Apache Spark is a parallel processing framework that supports in-memory processing to boost the performance of big-data analytic applications. Apache Spark in Azure Synapse Analytics is one of Microsoft’s implementations of Apache Spark in the cloud. Azure Synapse makes it easy to create and configure a serverless Apache Spark pool in Azure. Spark pools in Azure Synapse are compatible with Azure Storage, Azure SQL Database and Azure Data Lake Generation 2 Storage. So you can use Spark pools to process your data stored in Azure.
In this article, I will show you how to connect to an relational database like Azure SQL database and query data within a Synapse notebook. The authentication method in this exercise will be using service principal.
- Azure Synapse workspace (MS guide is here)
- Azure Synapse Apache Spark pool (MS guide is here)
- Service principal in Azure AD (MS guide is here)
The very first step in this exercise is to add the service principal to the Azure SQL DB as an external user. For this login to the Azure SQL DB using Azure Data Studio or SSMS using an Azure Activity Directory account with owner rights on the database. Execute the following T SQL code on the source Azure SQL DB
CREATE USER [my-synapse-serv-prin] FROM EXTERNAL PROVIDER GO EXEC sp_addrolemember 'db_reader', [my-synapse-serv-prin] GO
Please note the external user name is same as the service principal name you have in Azure AD.
Next we need to create a linked service with the source Azure SQL DB. In the Synapse workspace, click on the manage tab and create a new linked service. Below is an example of the connection details
Now we have setup everything needed to create a Synapse notebook to connect, query and work with data from relational databases.
From the Develop tab in Synapse workspace, create a new notebook, attach to the spark pool you created in the earlier prerequisite steps. Choose Python as the programming language.
In the first cell we need to create a connection to the Azure SQL DB using the linked service we created earlier.
%%pyspark access_token = TokenLibrary.getConnectionString("AzureSqlDatabase_service_principal") #print(access_token) url = "jdbc:sqlserver://azuresqlserver.database.windows.net:1433" customerDF = spark.read.format("com.microsoft.sqlserver.jdbc.spark") \ .option("url",url) \ .option("dbtable", "dbo.tb_Customer") \ .option("databasename", "My_Azure_SQLDB_Name") \ .option("accessToken", access_token) \ .option("encrypt", "true").option("hostNameInCertificate", "*.database.windows.net").load()
In this article we saw how to connect to relational data sources within Azure Synapse notebooks. Notebooks are also widely used in data preparation, data visualization, machine learning, and other big data scenarios. A Synapse Studio notebook is a web interface for you to create files that contain live code, visualizations, and narrative text.
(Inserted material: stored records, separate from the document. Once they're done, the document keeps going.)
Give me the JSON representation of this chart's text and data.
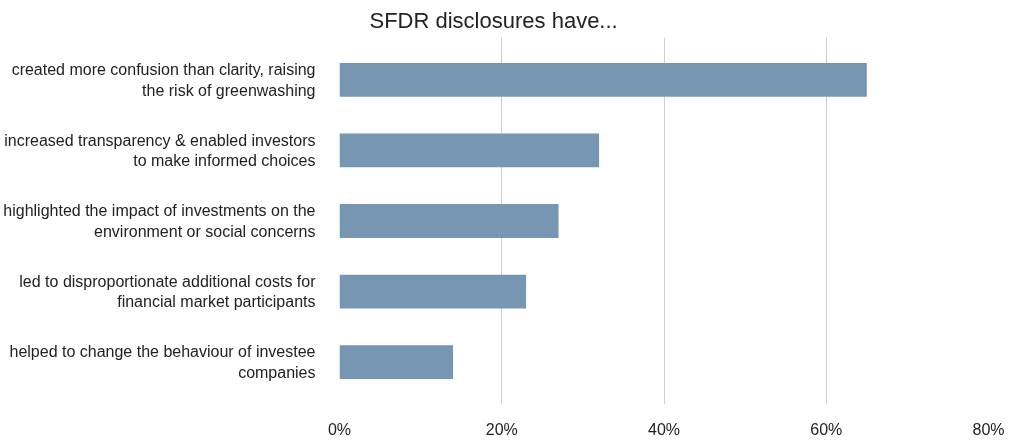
{
  "chart_data": {
    "type": "bar",
    "orientation": "horizontal",
    "title": "SFDR disclosures have...",
    "categories": [
      "created more confusion than clarity, raising the risk of greenwashing",
      "increased transparency & enabled investors to make informed choices",
      "highlighted the impact of investments on the environment or social concerns",
      "led to disproportionate additional costs for financial market participants",
      "helped to change the behaviour of investee companies"
    ],
    "values": [
      65,
      32,
      27,
      23,
      14
    ],
    "color": "#7796b2",
    "xlim": [
      0,
      80
    ],
    "xticks": [
      {
        "value": 0,
        "label": "0%"
      },
      {
        "value": 20,
        "label": "20%"
      },
      {
        "value": 40,
        "label": "40%"
      },
      {
        "value": 60,
        "label": "60%"
      },
      {
        "value": 80,
        "label": "80%"
      }
    ],
    "grid": "x"
  }
}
Notebooks are a good place to validate ideas and use quick experiments to get insights from your data.
With an Synapse Studio notebook, you can:
- Get started with zero setup effort.
- Keep data secure with built-in enterprise security features.
- Analyze data across raw formats (CSV, txt, JSON, etc.), processed file formats (parquet, Delta Lake, ORC, etc.), and SQL tabular data files against Spark and SQL.
- Be productive with enhanced authoring capabilities and built-in data visualization.